Maybe that’s good. But, Dr. Graber’s question is, “Can we do better?”
Answering that question has become Dr. Graber’s primary mission. In 2011, he founded the Society to Improve Diagnosis in Medicine, and in 2014 he launched the journal Diagnosis.
Dr. Graber believes that one of the best ways to improve diagnosis is to study how errors occur in the first place. In a 2005 study, he and his colleagues studied 100 cases of diagnostic error in internal medicine, collected from five large academic medical centers (Arch Intern Med. 2005;165:1493-1499). In a small number of cases (7%), the mistake was deemed no fault: The disease presented in a very unusual way, or patient behavior undermined the diagnosis.
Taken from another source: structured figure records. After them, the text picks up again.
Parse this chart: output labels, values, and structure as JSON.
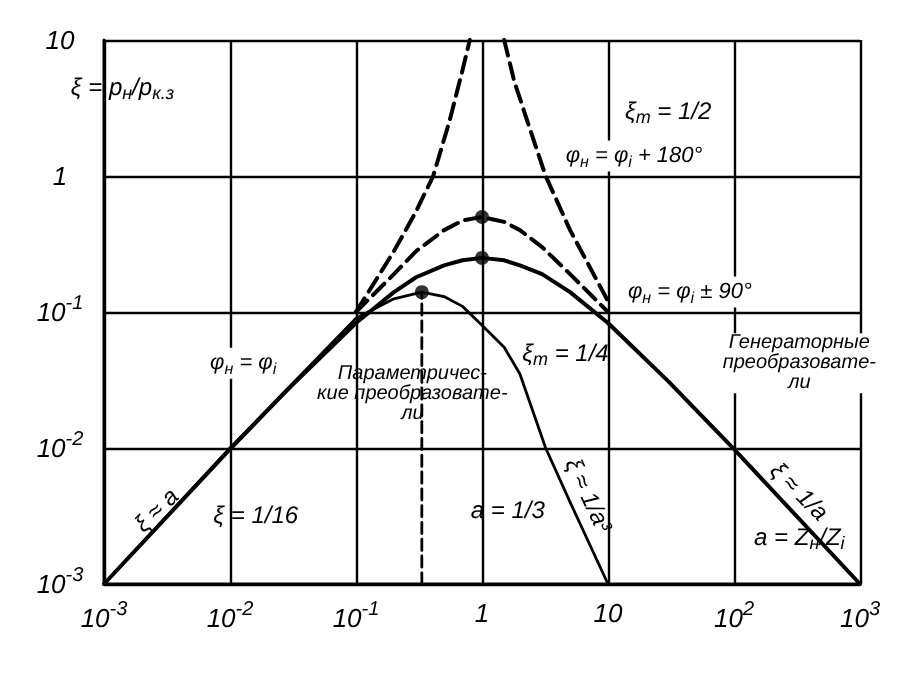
{
  "chart_data": {
    "type": "line",
    "log": "xy",
    "grid": true,
    "legend": false,
    "marker": "none",
    "xlim": [
      0.001,
      1000
    ],
    "ylim": [
      0.001,
      10
    ],
    "xticks": [
      {
        "value": 0.001,
        "label": "10$^{-3}$"
      },
      {
        "value": 0.01,
        "label": "10$^{-2}$"
      },
      {
        "value": 0.1,
        "label": "10$^{-1}$"
      },
      1,
      10,
      {
        "value": 100,
        "label": "10$^{2}$"
      },
      {
        "value": 1000,
        "label": "10$^{3}$"
      }
    ],
    "yticks": [
      {
        "value": 0.001,
        "label": "10$^{-3}$"
      },
      {
        "value": 0.01,
        "label": "10$^{-2}$"
      },
      {
        "value": 0.1,
        "label": "10$^{-1}$"
      },
      1,
      10
    ],
    "series": [
      {
        "name": "φ$_{н}$ = φ$_{i}$",
        "type": "line",
        "color": "#000000",
        "line_style": "solid",
        "x": [
          0.001,
          0.01,
          0.03,
          0.1,
          0.2,
          0.3,
          0.5,
          0.7,
          1,
          1.5,
          2,
          3,
          5,
          10,
          30,
          100,
          1000
        ],
        "values": [
          0.001,
          0.0098,
          0.028,
          0.083,
          0.14,
          0.18,
          0.22,
          0.24,
          0.25,
          0.24,
          0.22,
          0.19,
          0.14,
          0.083,
          0.031,
          0.0098,
          0.001
        ]
      },
      {
        "name": "φ$_{н}$ = φ$_{i}$ ± 90°",
        "type": "line",
        "color": "#000000",
        "line_style": "dashed",
        "x": [
          0.1,
          0.2,
          0.3,
          0.5,
          0.7,
          1,
          1.5,
          2,
          3,
          5,
          10
        ],
        "values": [
          0.1,
          0.19,
          0.28,
          0.4,
          0.47,
          0.5,
          0.46,
          0.4,
          0.3,
          0.19,
          0.1
        ]
      },
      {
        "name": "φ$_{н}$ = φ$_{i}$ + 180°",
        "type": "line",
        "color": "#000000",
        "line_style": "dashed",
        "x": [
          0.1,
          0.2,
          0.3,
          0.41,
          0.55,
          0.7,
          0.8,
          1,
          1.5,
          1.8,
          2.3,
          3.2,
          5,
          10
        ],
        "values": [
          0.1,
          0.28,
          0.55,
          1,
          2.5,
          6,
          10,
          null,
          10,
          5,
          2.5,
          1,
          0.4,
          0.12
        ]
      },
      {
        "type": "line",
        "color": "#000000",
        "line_style": "solid",
        "x": [
          0.001,
          0.01,
          0.1,
          0.2,
          0.333,
          0.5,
          0.7,
          1,
          1.5,
          2,
          3.2,
          5,
          10
        ],
        "values": [
          0.001,
          0.01,
          0.09,
          0.125,
          0.14,
          0.13,
          0.11,
          0.08,
          0.055,
          0.035,
          0.01,
          0.004,
          0.001
        ]
      },
      {
        "type": "line",
        "color": "#000000",
        "line_style": "dashed",
        "x": [
          0.333,
          0.333
        ],
        "values": [
          0.001,
          0.14
        ]
      },
      {
        "type": "scatter",
        "color": "#000000",
        "marker": "circle",
        "x": [
          0.333,
          1,
          1
        ],
        "values": [
          0.14,
          0.25,
          0.5
        ]
      }
    ],
    "annotations": [
      "ξ = p$_{н}$/p$_{к.з}$",
      "ξ$_{m}$ = 1/2",
      "ξ$_{m}$ = 1/4",
      "Параметричес-\nкие преобразовате-\nли",
      "Генераторные\nпреобразовате-\nли",
      "ξ ≈ a",
      "ξ = 1/16",
      "a = 1/3",
      "ξ ≈ 1/a³",
      "ξ ≈ 1/a",
      "a = Z$_{н}$/Z$_{i}$"
    ]
  }
}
Another 19% of misdiagnoses were system-related errors, such as equipment failure or communication breakdown. In 28% of the cases, cognitive errors on the physician’s part were to blame—either faulty knowledge, faulty information gathering, or faulty synthesis of the data. In 46% of cases, both systems and cognitive errors played a role.
Physicians who did not know enough or who did not get enough information were evident in Dr. Graber’s analysis, but the type of cognitive error that happened the most was in synthesizing information into a diagnosis. In 321 instances of cognitive error, faulty synthesis played a role 83% of the time. For example, physicians overestimated the importance of a symptom, were distracted by patient history, failed to apply appropriate heuristics, or prematurely settled on a diagnosis.